日本画について
日本画というと日本の伝統的な絵画のこといい、絵のジャンルの一つです。
洋画と呼ばれる油絵とは対の言葉になりますので、その特徴を画材の違いから説明することもできます。
しかし、今では定義もあいまいのまま日本画という言葉を使っている場合が多いようです。
日本画と言う言葉が使われるようになったのは、明治の20年から30年代にかけてと言われています。
明治初期にヨーロッパから西洋画が入ってきた事によって それまでの日本にあった図面に対して用いられた言葉が、日本画という言葉なのです。
その日本画の特徴や優れたところは、アメリカのアーネストフェノロサがあげています。
「写真のような写実を追わない」 「陰影がない」 「鉤勒がある」 「色調が濃厚でない」 「表現が簡潔である」 などがあげられます。
また日本画は千数百年前から続いている日本の絵画様式が基本となってりますので、画材も歴史に培われた伝統的な素材です。
一般的には紙や木、漆喰、絹などに住み岩絵具、胡粉、染料などの天然絵具を用いてに皮を接着剤にして書かれます。

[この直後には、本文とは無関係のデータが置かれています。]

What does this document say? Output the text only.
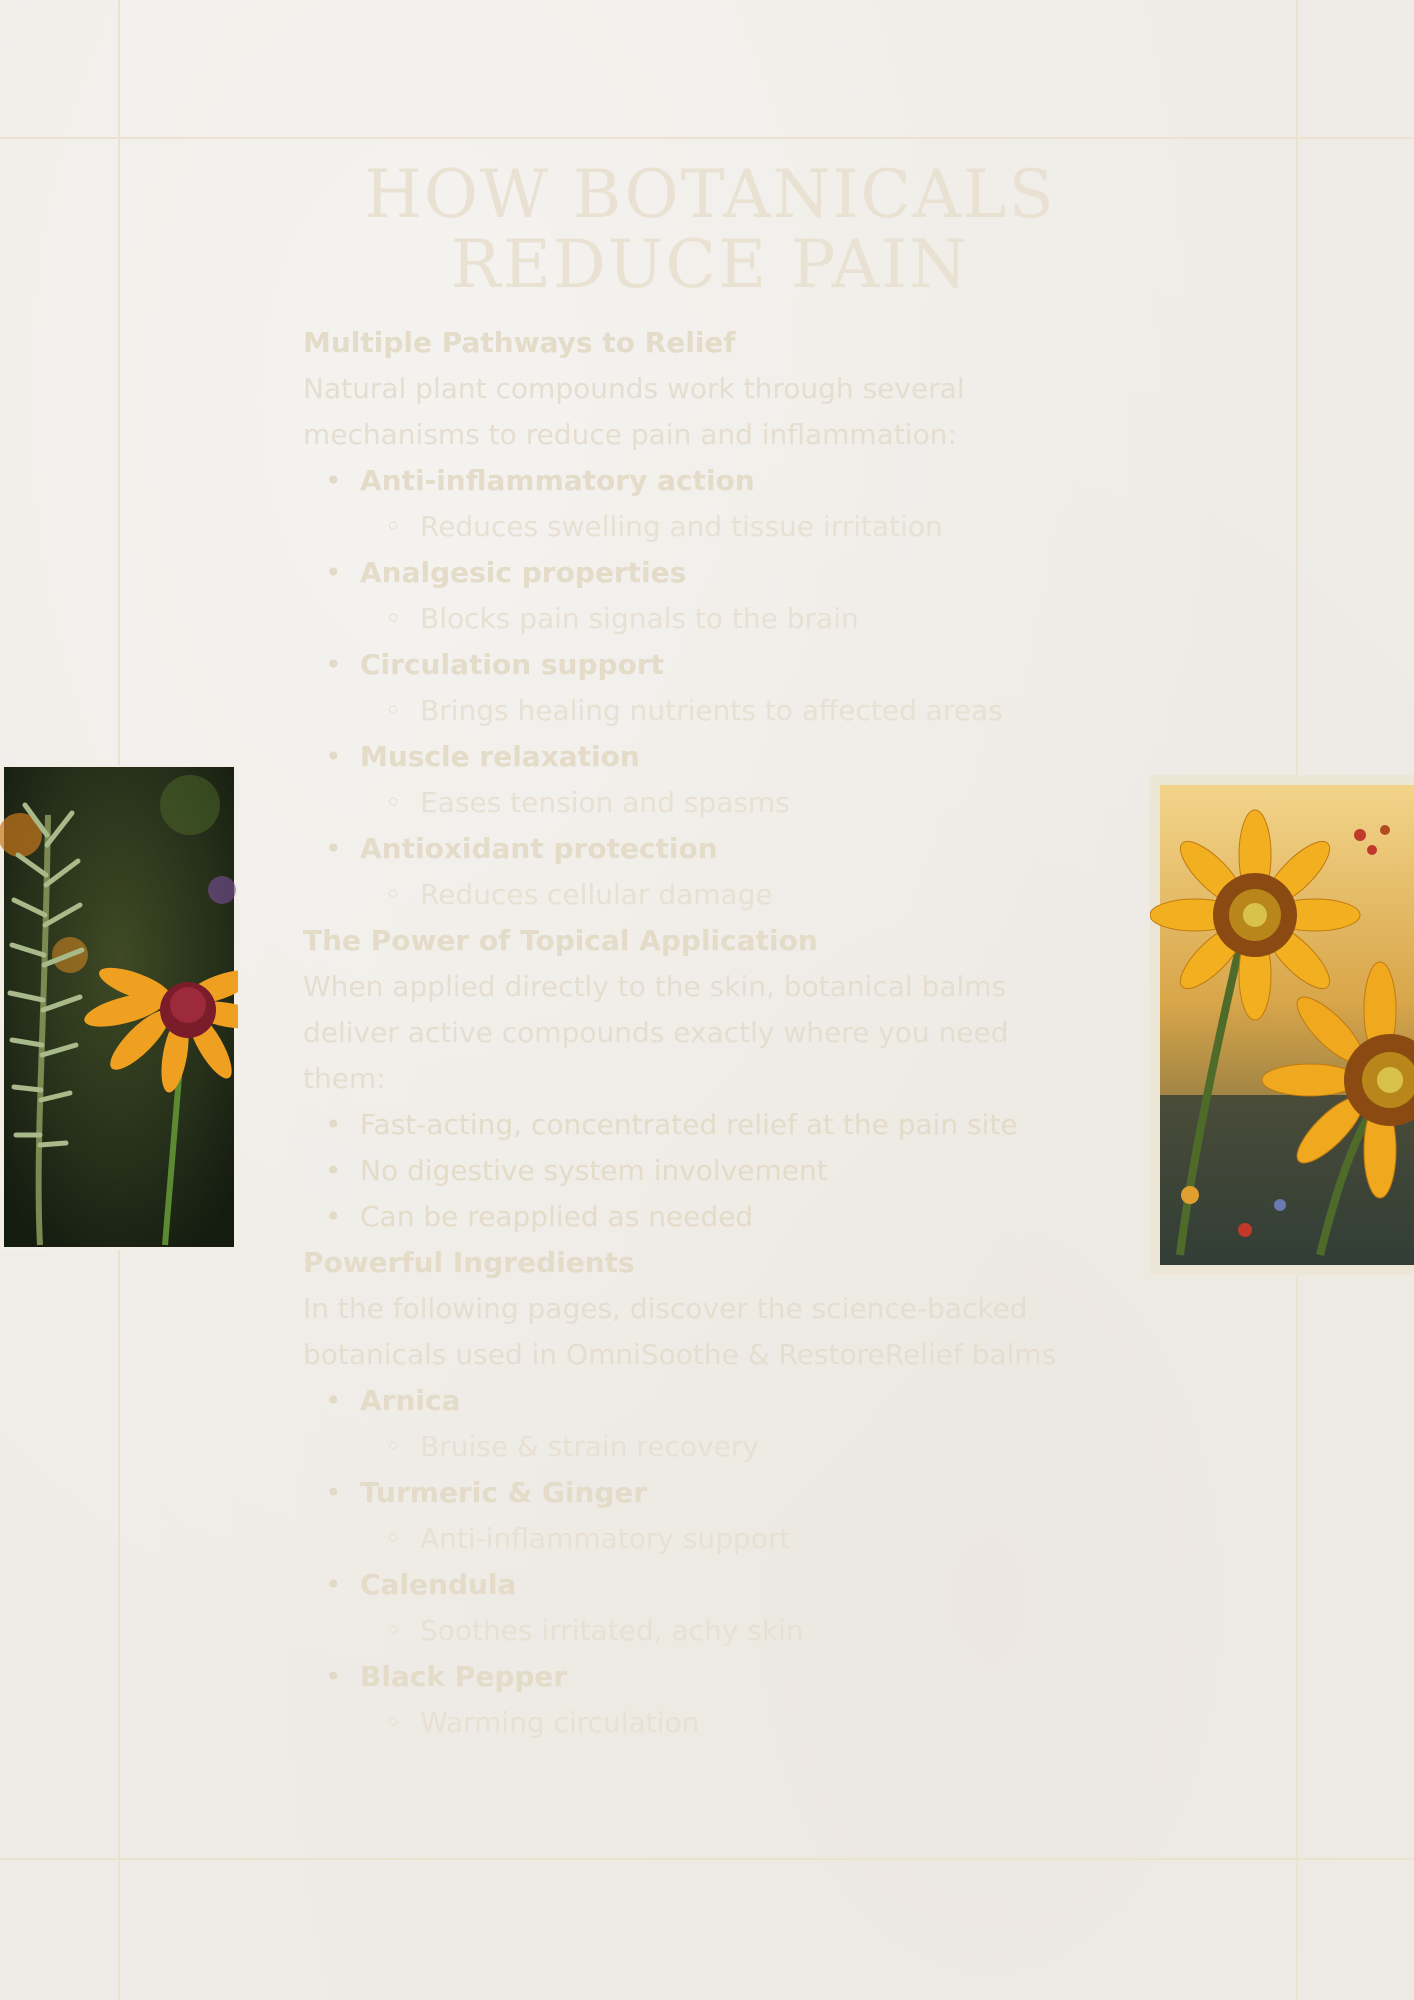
HOW BOTANICALS REDUCE PAIN
Multiple Pathways to Relief

Natural plant compounds work through several mechanisms to reduce pain and inflammation:

• Anti-inflammatory action
◦ Reduces swelling and tissue irritation
• Analgesic properties
◦ Blocks pain signals to the brain
• Circulation support
◦ Brings healing nutrients to affected areas
• Muscle relaxation
◦ Eases tension and spasms
• Antioxidant protection
◦ Reduces cellular damage
The Power of Topical Application

When applied directly to the skin, botanical balms deliver active compounds exactly where you need them:

• Fast-acting, concentrated relief at the pain site
• No digestive system involvement
• Can be reapplied as needed
Powerful Ingredients

In the following pages, discover the science-backed botanicals used in OmniSoothe & RestoreRelief balms

• Arnica
◦ Bruise & strain recovery
• Turmeric & Ginger
◦ Anti-inflammatory support
• Calendula
◦ Soothes irritated, achy skin
• Black Pepper
◦ Warming circulation
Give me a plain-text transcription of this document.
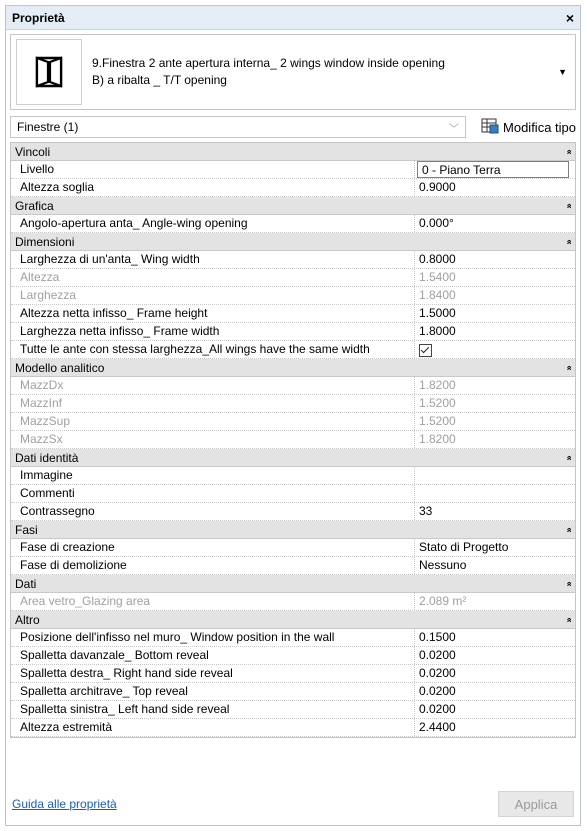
Proprietà	×
9.Finestra 2 ante apertura interna_ 2 wings window inside opening
B) a ribalta _ T/T opening
▼
Finestre (1)	﹀	Modifica tipo
Vincoli	»
Livello	0 - Piano Terra
Altezza soglia	0.9000
Grafica	»
Angolo-apertura anta_ Angle-wing opening	0.000°
Dimensioni	»
Larghezza di un'anta_ Wing width	0.8000
Altezza	1.5400
Larghezza	1.8400
Altezza netta infisso_ Frame height	1.5000
Larghezza netta infisso_ Frame width	1.8000
Tutte le ante con stessa larghezza_All wings have the same width
Modello analitico	»
MazzDx	1.8200
MazzInf	1.5200
MazzSup	1.5200
MazzSx	1.8200
Dati identità	»
Immagine
Commenti
Contrassegno	33
Fasi	»
Fase di creazione	Stato di Progetto
Fase di demolizione	Nessuno
Dati	»
Area vetro_Glazing area	2.089 m²
Altro	»
Posizione dell'infisso nel muro_ Window position in the wall	0.1500
Spalletta davanzale_ Bottom reveal	0.0200
Spalletta destra_ Right hand side reveal	0.0200
Spalletta architrave_ Top reveal	0.0200
Spalletta sinistra_ Left hand side reveal	0.0200
Altezza estremità	2.4400
Guida alle proprietà	Applica
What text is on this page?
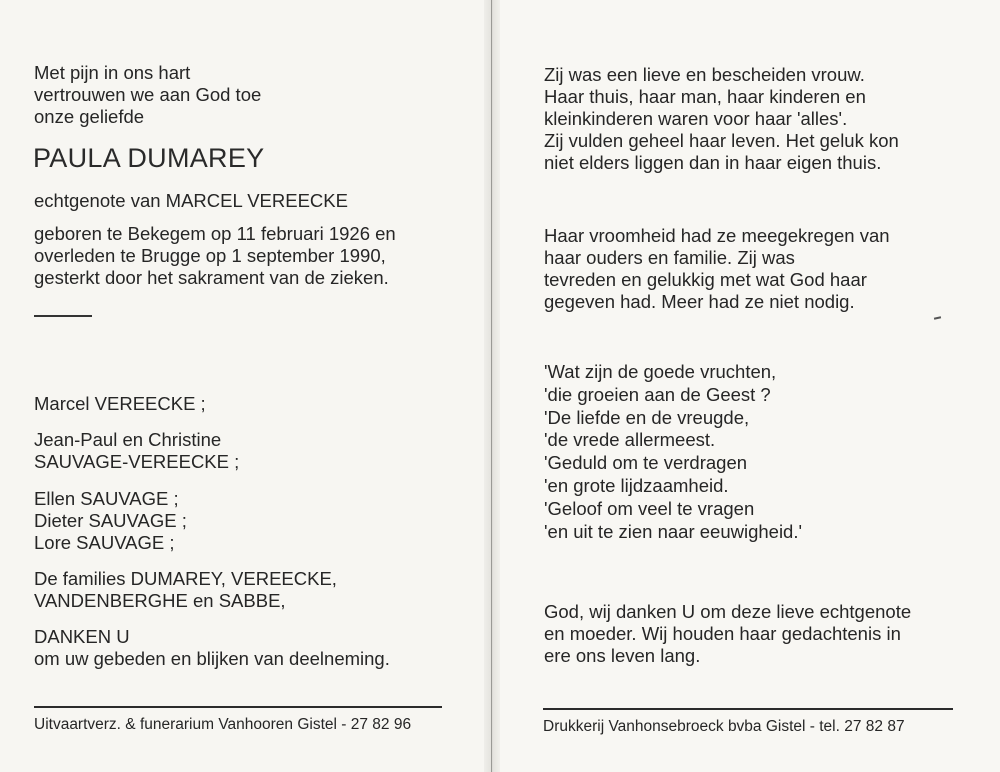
Met pijn in ons hart
vertrouwen we aan God toe
onze geliefde
PAULA DUMAREY
echtgenote van MARCEL VEREECKE
geboren te Bekegem op 11 februari 1926 en
overleden te Brugge op 1 september 1990,
gesterkt door het sakrament van de zieken.
Marcel VEREECKE ;
Jean-Paul en Christine
SAUVAGE-VEREECKE ;
Ellen SAUVAGE ;
Dieter SAUVAGE ;
Lore SAUVAGE ;
De families DUMAREY, VEREECKE,
VANDENBERGHE en SABBE,
DANKEN U
om uw gebeden en blijken van deelneming.
Uitvaartverz. & funerarium Vanhooren Gistel - 27 82 96
Zij was een lieve en bescheiden vrouw.
Haar thuis, haar man, haar kinderen en
kleinkinderen waren voor haar 'alles'.
Zij vulden geheel haar leven. Het geluk kon
niet elders liggen dan in haar eigen thuis.
Haar vroomheid had ze meegekregen van
haar ouders en familie. Zij was
tevreden en gelukkig met wat God haar
gegeven had. Meer had ze niet nodig.
'Wat zijn de goede vruchten,
'die groeien aan de Geest ?
'De liefde en de vreugde,
'de vrede allermeest.
'Geduld om te verdragen
'en grote lijdzaamheid.
'Geloof om veel te vragen
'en uit te zien naar eeuwigheid.'
God, wij danken U om deze lieve echtgenote
en moeder. Wij houden haar gedachtenis in
ere ons leven lang.
Drukkerij Vanhonsebroeck bvba Gistel - tel. 27 82 87
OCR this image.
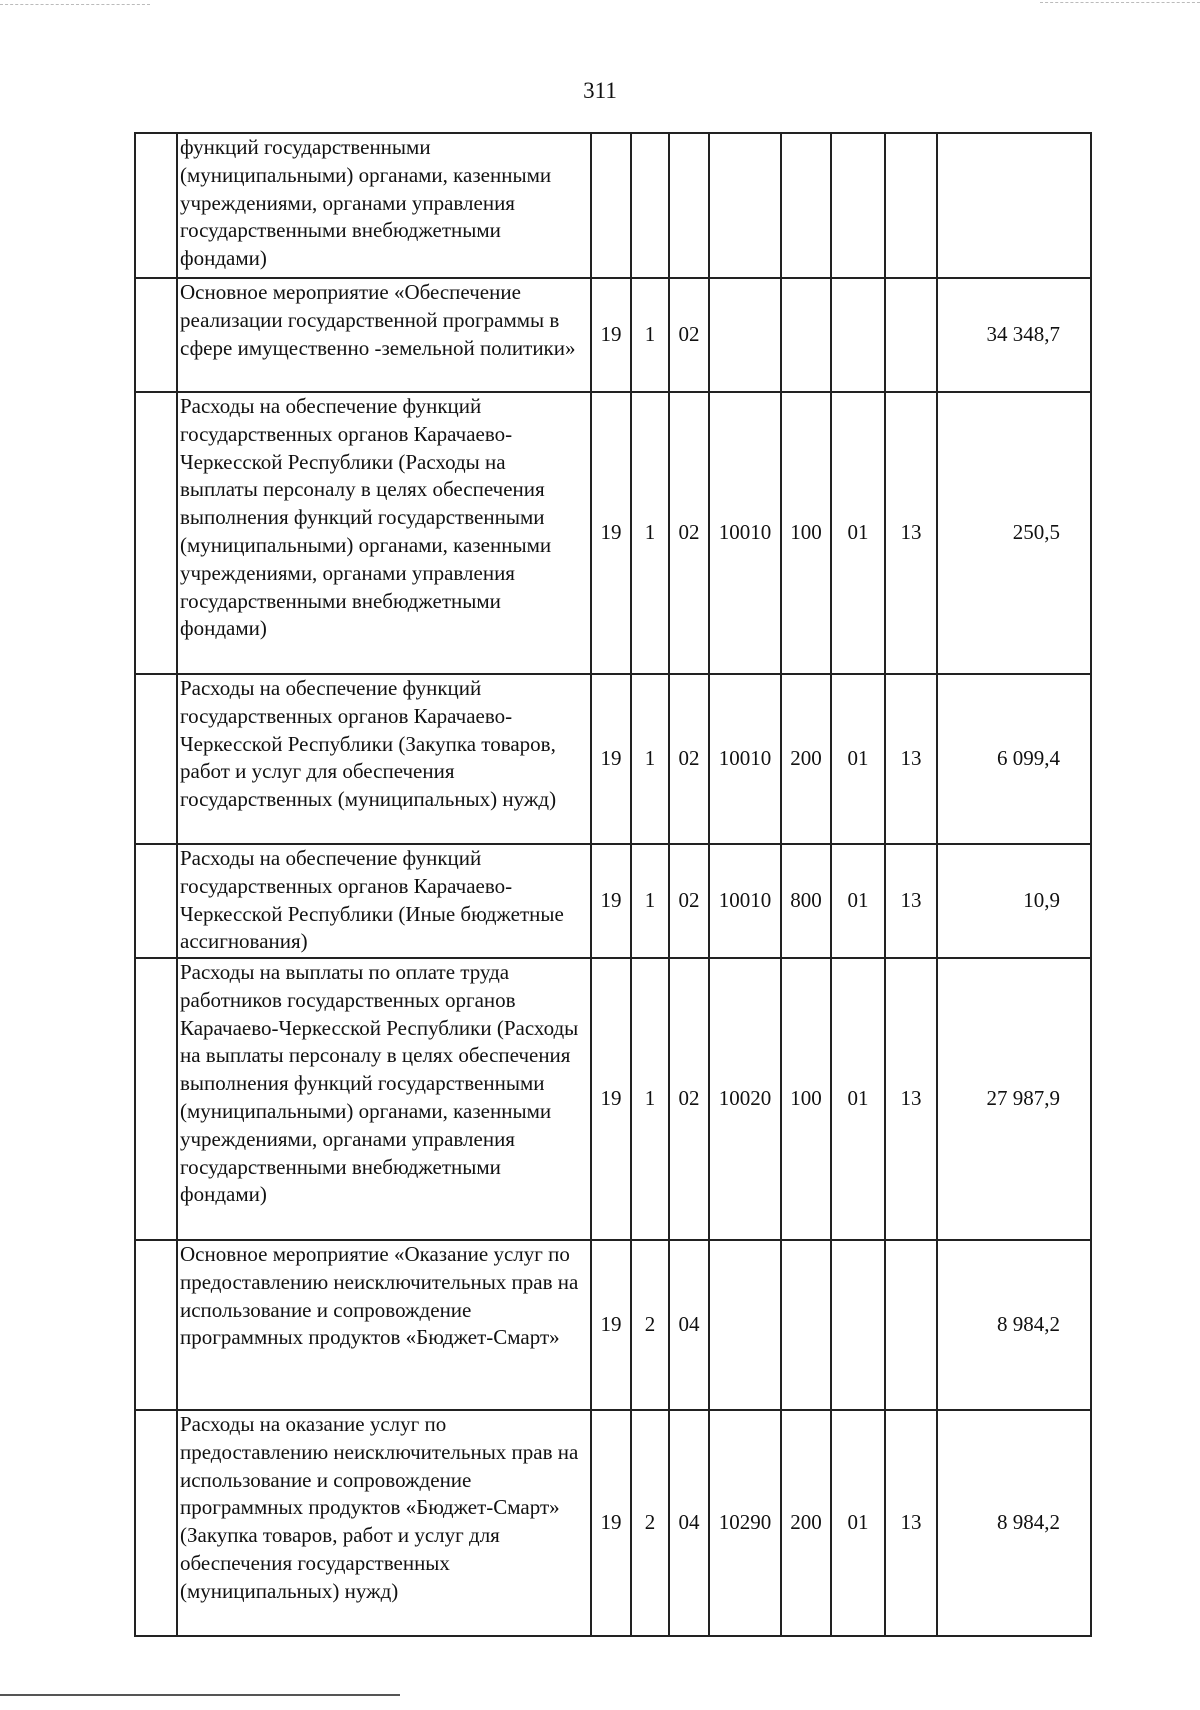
311
	функций государственными (муниципальными) органами, казенными учреждениями, органами управления государственными внебюджетными фондами)								
	Основное мероприятие «Обеспечение реализации государственной программы в сфере имущественно -земельной политики»	19	1	02					34 348,7
	Расходы на обеспечение функций государственных органов Карачаево-Черкесской Республики (Расходы на выплаты персоналу в целях обеспечения выполнения функций государственными (муниципальными) органами, казенными учреждениями, органами управления государственными внебюджетными фондами)	19	1	02	10010	100	01	13	250,5
	Расходы на обеспечение функций государственных органов Карачаево-Черкесской Республики (Закупка товаров, работ и услуг для обеспечения государственных (муниципальных) нужд)	19	1	02	10010	200	01	13	6 099,4
	Расходы на обеспечение функций государственных органов Карачаево-Черкесской Республики (Иные бюджетные ассигнования)	19	1	02	10010	800	01	13	10,9
	Расходы на выплаты по оплате труда работников государственных органов Карачаево-Черкесской Республики (Расходы на выплаты персоналу в целях обеспечения выполнения функций государственными (муниципальными) органами, казенными учреждениями, органами управления государственными внебюджетными фондами)	19	1	02	10020	100	01	13	27 987,9
	Основное мероприятие «Оказание услуг по предоставлению неисключительных прав на использование и сопровождение программных продуктов «Бюджет-Смарт»	19	2	04					8 984,2
	Расходы на оказание услуг по предоставлению неисключительных прав на использование и сопровождение программных продуктов «Бюджет-Смарт» (Закупка товаров, работ и услуг для обеспечения государственных (муниципальных) нужд)	19	2	04	10290	200	01	13	8 984,2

今ではききなれないものも多く扱いやすいものではないですしその独特の技法も習得するためには時間と根気が必要です。
近年では油彩画の影響もうけ、絵の具厚く塗り重ねた表現や抽象的な描画など伝統的な技法にとらわれない表現方法もあります。
素材のことからも分かるように、日本における洋画と日本画は、 互いに影響を与えながらも対抗的に併存、発展してきました。
しかし今日では、主題や様式において、その境界を定めることは難しく、 違いは画材にしか求められない状況とも言えるでしょう。